Once you have found an article of clothing that you like, you should make sure it is a worthwhile purchase. Here are things I have learned:
  • Check the quality of the clothing. Carefully inspect the garment for stains and tears. Make sure the garment will not fall apart after one washing.
  • Don't go for trendy pieces. If someone else has already given away a piece of trendy clothing, you may not be able to get much more wear out of it.
  • Recognize good brands and watch out for fakes. Having a good sense of which brands make clothing that will last through a few washing and wearings will help you pick out worthwhile purchases. Knowing which brands tend to make poor-quality trendy pieces will also help you avoid bad purchases. It is also important to watch out for fakes.

I recommend buying the following things used:
  • Statement pieces. It may be a combination of the fact that people tire of statement pieces quickly and that they don't get reworn too much, but I come across quite a few interesting shirts in good condition.
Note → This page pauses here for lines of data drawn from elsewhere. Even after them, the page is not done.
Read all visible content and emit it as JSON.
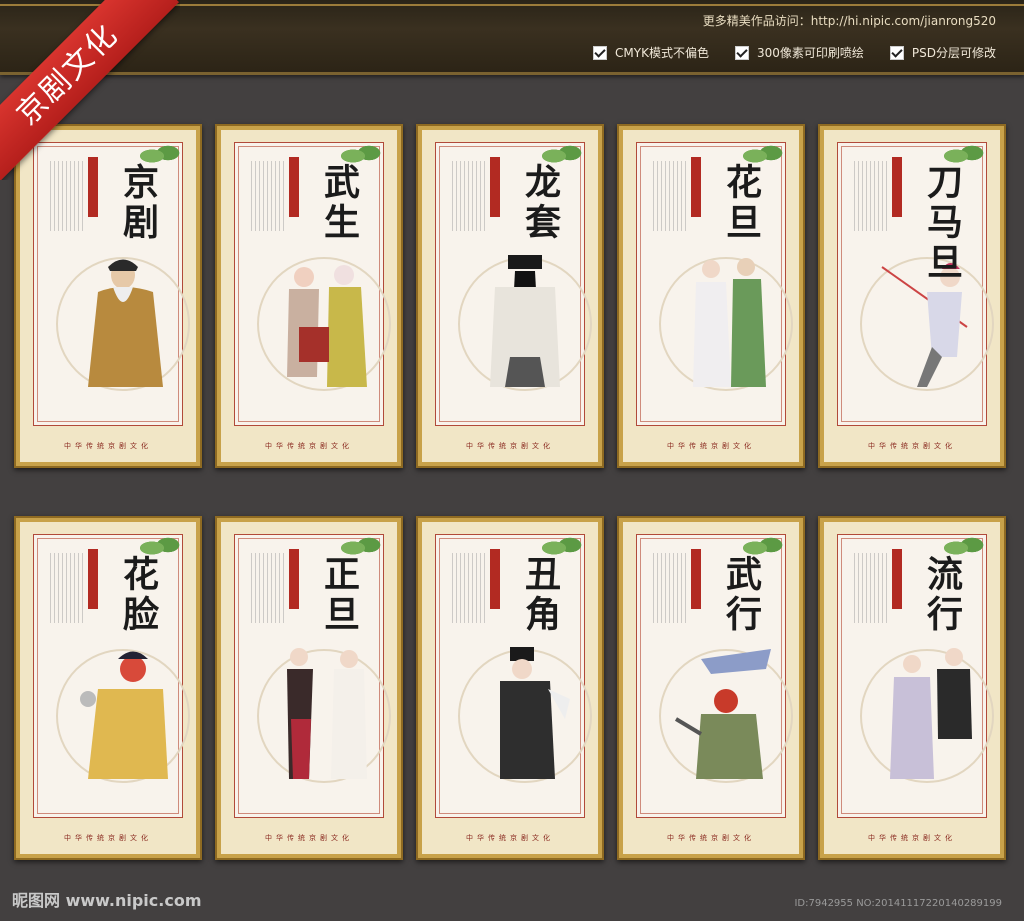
{
  "banner": {
    "text": "京剧文化"
  },
  "header": {
    "more_text": "更多精美作品访问：http://hi.nipic.com/jianrong520",
    "options": [
      "CMYK模式不偏色",
      "300像素可印刷喷绘",
      "PSD分层可修改"
    ]
  },
  "panels": [
    {
      "title": "京剧"
    },
    {
      "title": "武生"
    },
    {
      "title": "龙套"
    },
    {
      "title": "花旦"
    },
    {
      "title": "刀马旦"
    },
    {
      "title": "花脸"
    },
    {
      "title": "正旦"
    },
    {
      "title": "丑角"
    },
    {
      "title": "武行"
    },
    {
      "title": "流行"
    }
  ],
  "panel_footer": "中华传统京剧文化",
  "watermark": "昵图网 www.nipic.com",
  "image_id": "ID:7942955 NO:20141117220140289199",
  "colors": {
    "background": "#434040",
    "frame": "#c8a24a",
    "ribbon": "#d0302a"
  }
}
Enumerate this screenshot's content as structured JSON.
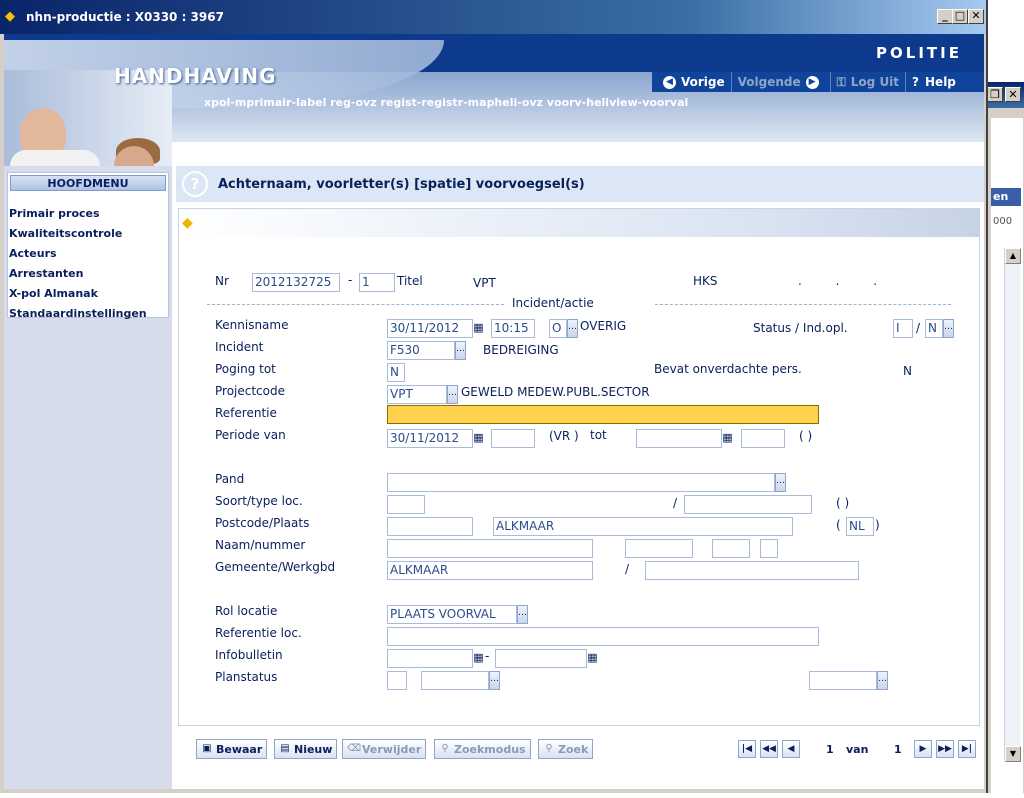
{
  "window": {
    "title": "nhn-productie : X0330 : 3967"
  },
  "header": {
    "logo": "POLITIE",
    "app_title": "HANDHAVING",
    "breadcrumb": "xpol-mprimair-label  reg-ovz  regist-registr-mapheli-ovz  voorv-heliview-voorval",
    "nav": {
      "vorige": "Vorige",
      "volgende": "Volgende",
      "logout": "Log Uit",
      "help": "Help"
    }
  },
  "background_window": {
    "tab_label": "en",
    "text": "000"
  },
  "sidebar": {
    "menu_title": "HOOFDMENU",
    "items": [
      "Primair proces",
      "Kwaliteitscontrole",
      "Acteurs",
      "Arrestanten",
      "X-pol Almanak",
      "Standaardinstellingen"
    ]
  },
  "question": "Achternaam, voorletter(s) [spatie] voorvoegsel(s)",
  "form": {
    "nr_label": "Nr",
    "nr_value": "2012132725",
    "nr_dash": "-",
    "nr_sub": "1",
    "titel_label": "Titel",
    "titel_value": "VPT",
    "hks_label": "HKS",
    "hks_dots": ".     .     .",
    "section_title": "Incident/actie",
    "kennisname_label": "Kennisname",
    "kennisname_date": "30/11/2012",
    "kennisname_time": "10:15",
    "kennisname_code": "O",
    "kennisname_desc": "OVERIG",
    "status_label": "Status / Ind.opl.",
    "status_value": "I",
    "status_slash": "/",
    "indopl_value": "N",
    "incident_label": "Incident",
    "incident_code": "F530",
    "incident_desc": "BEDREIGING",
    "poging_label": "Poging tot",
    "poging_value": "N",
    "bevat_label": "Bevat onverdachte pers.",
    "bevat_value": "N",
    "project_label": "Projectcode",
    "project_code": "VPT",
    "project_desc": "GEWELD MEDEW.PUBL.SECTOR",
    "referentie_label": "Referentie",
    "referentie_value": "",
    "periode_label": "Periode van",
    "periode_date": "30/11/2012",
    "periode_vr": "(VR )",
    "periode_tot": "tot",
    "periode_paren": "(     )",
    "pand_label": "Pand",
    "soort_label": "Soort/type loc.",
    "soort_slash": "/",
    "soort_paren": "(     )",
    "postcode_label": "Postcode/Plaats",
    "plaats_value": "ALKMAAR",
    "land_open": "(",
    "land_value": "NL",
    "land_close": ")",
    "naam_label": "Naam/nummer",
    "gemeente_label": "Gemeente/Werkgbd",
    "gemeente_value": "ALKMAAR",
    "gemeente_slash": "/",
    "rol_label": "Rol locatie",
    "rol_value": "PLAATS VOORVAL",
    "refloc_label": "Referentie loc.",
    "infobulletin_label": "Infobulletin",
    "infobulletin_dash": "-",
    "planstatus_label": "Planstatus"
  },
  "actions": {
    "bewaar": "Bewaar",
    "nieuw": "Nieuw",
    "verwijder": "Verwijder",
    "zoekmodus": "Zoekmodus",
    "zoek": "Zoek"
  },
  "pager": {
    "current": "1",
    "van": "van",
    "total": "1"
  },
  "colors": {
    "header_blue": "#0d3a8c",
    "highlight": "#ffd24d",
    "text": "#0a1f5c"
  }
}
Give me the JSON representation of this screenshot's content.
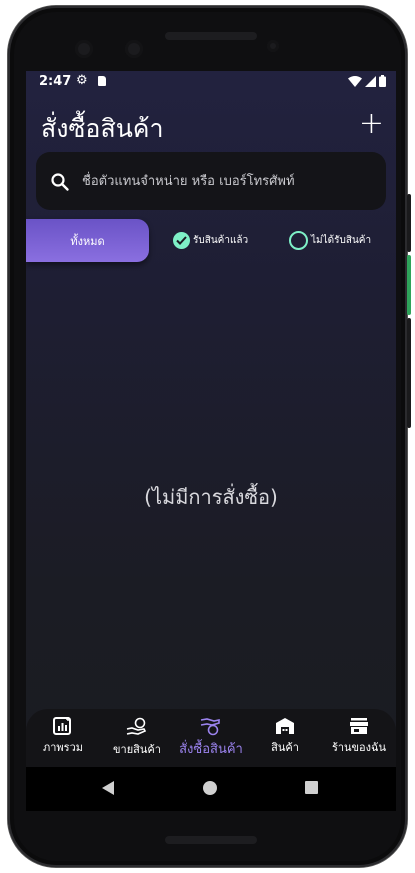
{
  "status_bar": {
    "time": "2:47"
  },
  "header": {
    "title": "สั่งซื้อสินค้า",
    "add_label": "+"
  },
  "search": {
    "placeholder": "ชื่อตัวแทนจำหน่าย หรือ เบอร์โทรศัพท์",
    "value": ""
  },
  "filters": {
    "all_label": "ทั้งหมด",
    "received_label": "รับสินค้าแล้ว",
    "not_received_label": "ไม่ได้รับสินค้า",
    "active": "all"
  },
  "empty_state": {
    "message": "(ไม่มีการสั่งซื้อ)"
  },
  "bottom_nav": {
    "items": [
      {
        "label": "ภาพรวม",
        "icon": "chart-icon"
      },
      {
        "label": "ขายสินค้า",
        "icon": "hand-coin-icon"
      },
      {
        "label": "สั่งซื้อสินค้า",
        "icon": "order-coin-icon"
      },
      {
        "label": "สินค้า",
        "icon": "warehouse-icon"
      },
      {
        "label": "ร้านของฉัน",
        "icon": "store-icon"
      }
    ],
    "active_index": 2
  },
  "colors": {
    "accent": "#8a6fe0",
    "check": "#7ef0c7",
    "background_top": "#22223f",
    "background_bottom": "#1a1b20"
  }
}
  • Cardigans and layering pieces. It's nice to have many of them, they usually aren't what make an outfit interesting, and it does not matter that they look brand new. Also, I have found more than one nice cardigan for $10.
  • Leather belts. A tip from my friend Rachel, who finds belts on eBay: these seem to hold up pretty well and cost much less used.
  • Vintage-style clothing. Vintage pieces look cooler if they look more authentic and you could potentially find something nice for a fraction of the designer vintage-chic price.
  • Formal dresses. Formal dresses often do not get much wear: I have seen very nice dresses at consignment stores for very low prices. (I have seen a Vera Wang silk evening gown for something like $38 at the Garment District.)
I would advise acquiring button-down shirts caution: I've had to resew the buttonholes on a couple of shirts.

Here are some thrift and consignment stores around Boston:
  • The Garment District: this place has everything: a dollar-a-pound section for random lucky finds, a costume section, gently-worn designer, and gently-worn other used clothing.
  • Poor Little Rich Girl: a chain of well-curated gently-worn designer.
  • Second Time Around: another chain of well-curated gently-worn designer.
  • Raspberry Beret: "consignment, vintage, and unique items."
I have a friend who also likes Boomerang's, but more for furniture and home items. Have fun!